The green touch
Joyce Yip meets some of the artists, and a curator, who have spent decades trying to draw attention to environmental concerns through their works.


Flip-flops galore
German "artivist" Liina Klauss aims to close the gap between people and the garbage they produce by turning the latter into art. A painter by training, she organizes frequent beach clean-ups in Bali and Hong Kong. The trash collected from the beaches is arranged to make vivid and gigantic multicolor mosaics resembling waterfalls and rainbows. Some of these can be up to 30 meters wide.
Klauss says her artworks are aimed at resolving trauma.

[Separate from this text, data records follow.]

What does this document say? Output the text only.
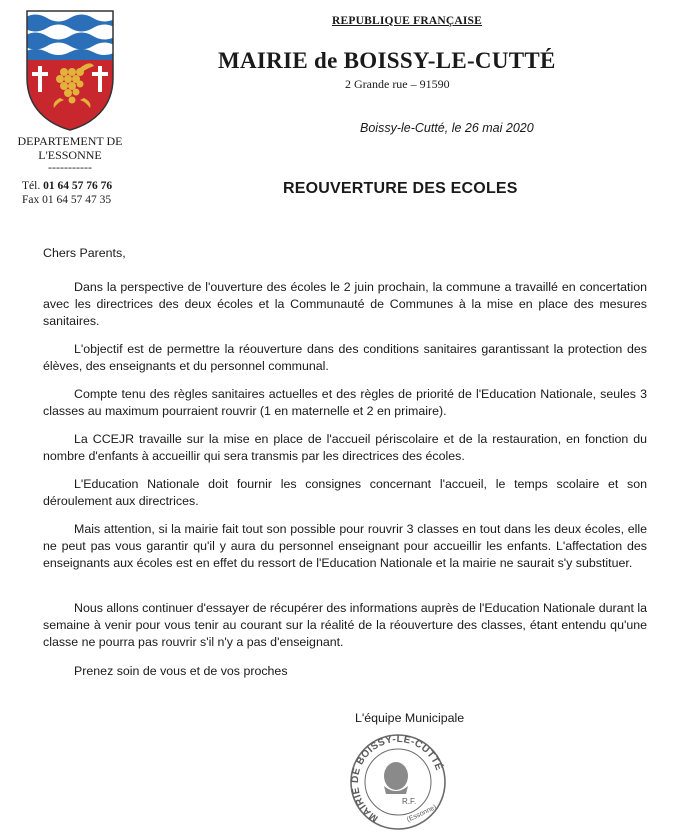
DEPARTEMENT DE L'ESSONNE
-----------
Tél. 01 64 57 76 76
Fax 01 64 57 47 35
REPUBLIQUE FRANÇAISE
MAIRIE de BOISSY-LE-CUTTÉ
2 Grande rue – 91590
Boissy-le-Cutté, le 26 mai 2020
REOUVERTURE DES ECOLES
Chers Parents,

Dans la perspective de l'ouverture des écoles le 2 juin prochain, la commune a travaillé en concertation avec les directrices des deux écoles et la Communauté de Communes à la mise en place des mesures sanitaires.

L'objectif est de permettre la réouverture dans des conditions sanitaires garantissant la protection des élèves, des enseignants et du personnel communal.

Compte tenu des règles sanitaires actuelles et des règles de priorité de l'Education Nationale, seules 3 classes au maximum pourraient rouvrir (1 en maternelle et 2 en primaire).

La CCEJR travaille sur la mise en place de l'accueil périscolaire et de la restauration, en fonction du nombre d'enfants à accueillir qui sera transmis par les directrices des écoles.

L'Education Nationale doit fournir les consignes concernant l'accueil, le temps scolaire et son déroulement aux directrices.

Mais attention, si la mairie fait tout son possible pour rouvrir 3 classes en tout dans les deux écoles, elle ne peut pas vous garantir qu'il y aura du personnel enseignant pour accueillir les enfants. L'affectation des enseignants aux écoles est en effet du ressort de l'Education Nationale et la mairie ne saurait s'y substituer.

Nous allons continuer d'essayer de récupérer des informations auprès de l'Education Nationale durant la semaine à venir pour vous tenir au courant sur la réalité de la réouverture des classes, étant entendu qu'une classe ne pourra pas rouvrir s'il n'y a pas d'enseignant.

Prenez soin de vous et de vos proches
L'équipe Municipale
MAIRIE DE BOISSY-LE-CUTTÉ
R.F.
(Essonne)
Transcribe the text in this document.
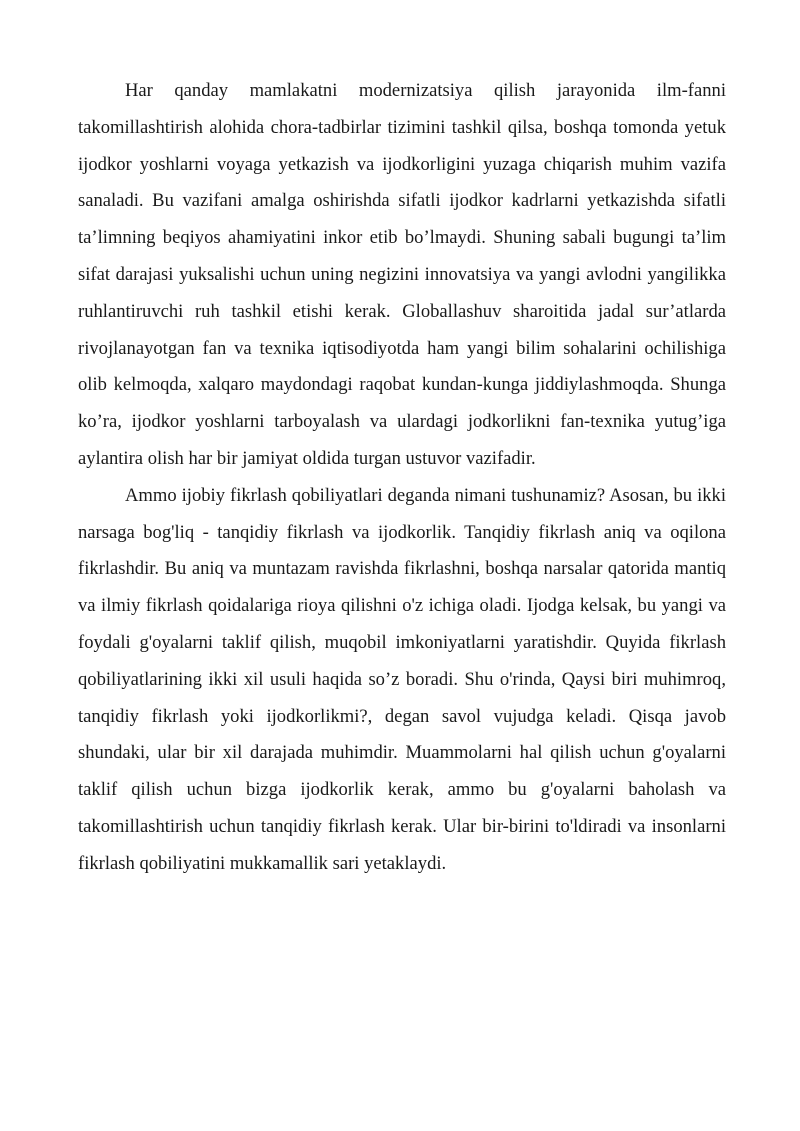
Har qanday mamlakatni modernizatsiya qilish jarayonida ilm-fanni takomillashtirish alohida chora-tadbirlar tizimini tashkil qilsa, boshqa tomonda yetuk ijodkor yoshlarni voyaga yetkazish va ijodkorligini yuzaga chiqarish muhim vazifa sanaladi. Bu vazifani amalga oshirishda sifatli ijodkor kadrlarni yetkazishda sifatli ta’limning beqiyos ahamiyatini inkor etib bo’lmaydi. Shuning sabali bugungi ta’lim sifat darajasi yuksalishi uchun uning negizini innovatsiya va yangi avlodni yangilikka ruhlantiruvchi ruh tashkil etishi kerak. Globallashuv sharoitida jadal sur’atlarda rivojlanayotgan fan va texnika iqtisodiyotda ham yangi bilim sohalarini ochilishiga olib kelmoqda, xalqaro maydondagi raqobat kundan-kunga jiddiylashmoqda. Shunga ko’ra, ijodkor yoshlarni tarboyalash va ulardagi jodkorlikni fan-texnika yutug’iga aylantira olish har bir jamiyat oldida turgan ustuvor vazifadir.

Ammo ijobiy fikrlash qobiliyatlari deganda nimani tushunamiz? Asosan, bu ikki narsaga bog'liq - tanqidiy fikrlash va ijodkorlik. Tanqidiy fikrlash aniq va oqilona fikrlashdir. Bu aniq va muntazam ravishda fikrlashni, boshqa narsalar qatorida mantiq va ilmiy fikrlash qoidalariga rioya qilishni o'z ichiga oladi. Ijodga kelsak, bu yangi va foydali g'oyalarni taklif qilish, muqobil imkoniyatlarni yaratishdir. Quyida fikrlash qobiliyatlarining ikki xil usuli haqida so’z boradi. Shu o'rinda, Qaysi biri muhimroq, tanqidiy fikrlash yoki ijodkorlikmi?, degan savol vujudga keladi. Qisqa javob shundaki, ular bir xil darajada muhimdir. Muammolarni hal qilish uchun g'oyalarni taklif qilish uchun bizga ijodkorlik kerak, ammo bu g'oyalarni baholash va takomillashtirish uchun tanqidiy fikrlash kerak. Ular bir-birini to'ldiradi va insonlarni fikrlash qobiliyatini mukkamallik sari yetaklaydi.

By participating in the act of gathering trash, people have a direct encounter with the magnitude of the problem and also a role, even if a minuscule one, in solving it, creating a thing of beauty with a healing effect at the same time.
"When it comes to pollution, it's easy to feel desperate and powerless if we don't process the sorrow and pain that mankind has caused the environment. But if you can alter the landscape around you with your own two hands - get dirty, sweaty and physical with the garbage - you're making the crisis very tangible and much easier to understand," she says.
"Just imagine finding more than 1,000 flip-flops in just three hours of scouring a beach. The next time you go to a shoe store, you'll look at the products in a different light."
Though she proudly wears the "eco-artist" badge, Klauss says her work is different from the "superficial 'green craft' that just glues pieces of trash together". One of her missions is to clear misconceptions about trash, which is most often equated with dirt in popular imagination.
"I want to rid trash of its associations with something that is dirty and unwanted," Klauss says. "From a distance, I want you to see art rather than trash. But once you come closer and see the millions of flip-flops, you will be overwhelmed."